Coxsackie-virussen zijn ook de trigger voor griepachtige infecties, maar leiden ook tot infecties van de luchtwegen of de hartspier, evenals hand-, mond- en klauwzeer en de ziekte van Bornholm. Pasgeborenen en kinderen lopen een bijzonder risico door het Coxsackie-virus.
Echovirussen manifesteren zich in niet-specifieke febriele ziekten en luchtweginfecties. Symptomen zijn onder meer diarree. Echovirussen worden vooral vaak gedetecteerd bij aseptische meningitis en ontsteking van het pericardium of de hartspier.

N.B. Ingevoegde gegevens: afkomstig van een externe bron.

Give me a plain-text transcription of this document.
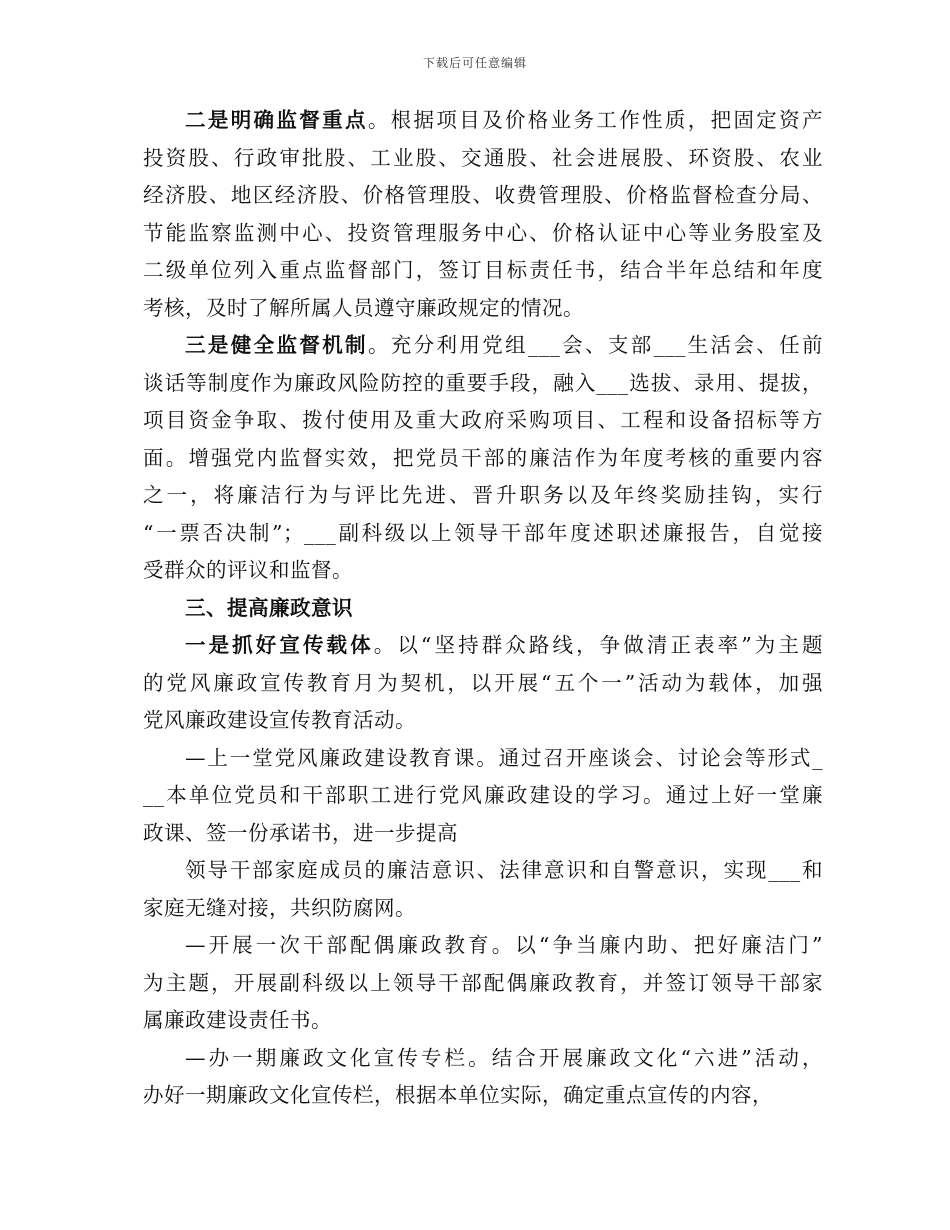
下载后可任意编辑
二是明确监督重点。根据项目及价格业务工作性质，把固定资产
投资股、行政审批股、工业股、交通股、社会进展股、环资股、农业
经济股、地区经济股、价格管理股、收费管理股、价格监督检查分局、
节能监察监测中心、投资管理服务中心、价格认证中心等业务股室及
二级单位列入重点监督部门，签订目标责任书，结合半年总结和年度
考核，及时了解所属人员遵守廉政规定的情况。
三是健全监督机制。充分利用党组___会、支部___生活会、任前
谈话等制度作为廉政风险防控的重要手段，融入___选拔、录用、提拔，
项目资金争取、拨付使用及重大政府采购项目、工程和设备招标等方
面。增强党内监督实效，把党员干部的廉洁作为年度考核的重要内容
之一，将廉洁行为与评比先进、晋升职务以及年终奖励挂钩，实行
“一票否决制”；___副科级以上领导干部年度述职述廉报告，自觉接
受群众的评议和监督。
三、提高廉政意识
一是抓好宣传载体。以“坚持群众路线，争做清正表率”为主题
的党风廉政宣传教育月为契机，以开展“五个一”活动为载体，加强
党风廉政建设宣传教育活动。
—上一堂党风廉政建设教育课。通过召开座谈会、讨论会等形式_
__本单位党员和干部职工进行党风廉政建设的学习。通过上好一堂廉
政课、签一份承诺书，进一步提高
领导干部家庭成员的廉洁意识、法律意识和自警意识，实现___和
家庭无缝对接，共织防腐网。
—开展一次干部配偶廉政教育。以“争当廉内助、把好廉洁门”
为主题，开展副科级以上领导干部配偶廉政教育，并签订领导干部家
属廉政建设责任书。
—办一期廉政文化宣传专栏。结合开展廉政文化“六进”活动，
办好一期廉政文化宣传栏，根据本单位实际，确定重点宣传的内容，
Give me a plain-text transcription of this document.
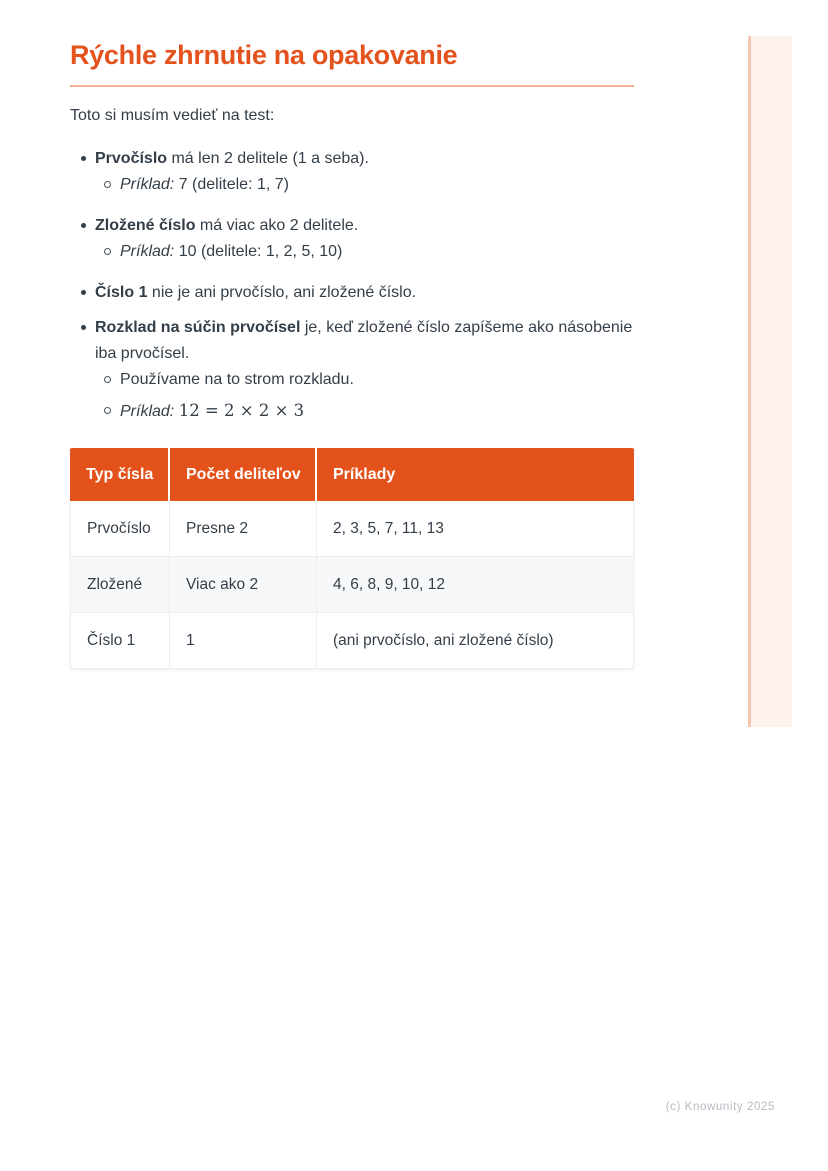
Rýchle zhrnutie na opakovanie

Toto si musím vedieť na test:

Prvočíslo má len 2 delitele (1 a seba).
Príklad: 7 (delitele: 1, 7)
Zložené číslo má viac ako 2 delitele.
Príklad: 10 (delitele: 1, 2, 5, 10)
Číslo 1 nie je ani prvočíslo, ani zložené číslo.
Rozklad na súčin prvočísel je, keď zložené číslo zapíšeme ako násobenie iba prvočísel.
Používame na to strom rozkladu.
Príklad: 12 = 2 × 2 × 3
Typ čísla	Počet deliteľov	Príklady
Prvočíslo	Presne 2	2, 3, 5, 7, 11, 13
Zložené	Viac ako 2	4, 6, 8, 9, 10, 12
Číslo 1	1	(ani prvočíslo, ani zložené číslo)
(c) Knowunity 2025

Het hepatitis A-virus is ook bekend als Enterovirus 72 en is de veroorzaker van hepatitis A. Nadat het door het bloed van de besmette persoon is verspreid, wordt de lever aangetast, wat leidt tot ontsteking (hepatitis).
De zogenaamde menselijke enterovirussen 68-71 en 73 veroorzaken meestal acute luchtweginfecties. Soms treden ook polio-achtige symptomen op.
De meeste infecties met enterovirussen, tot 90-95%, blijven volledig symptoomvrij en worden daarom vaak helemaal niet opgemerkt. De behandeling van een infectie met enterovirussen is symptomatisch en hangt sterk af van welk orgaansysteem is aangetast. Een medicamenteuze behandeling van de oorzaken is tot nu toe niet mogelijk. Na een infectie met enterovirussen heeft het lichaam een permanente serotype-specifieke immuniteit tegen het type virus waarmee de infectie is opgetreden.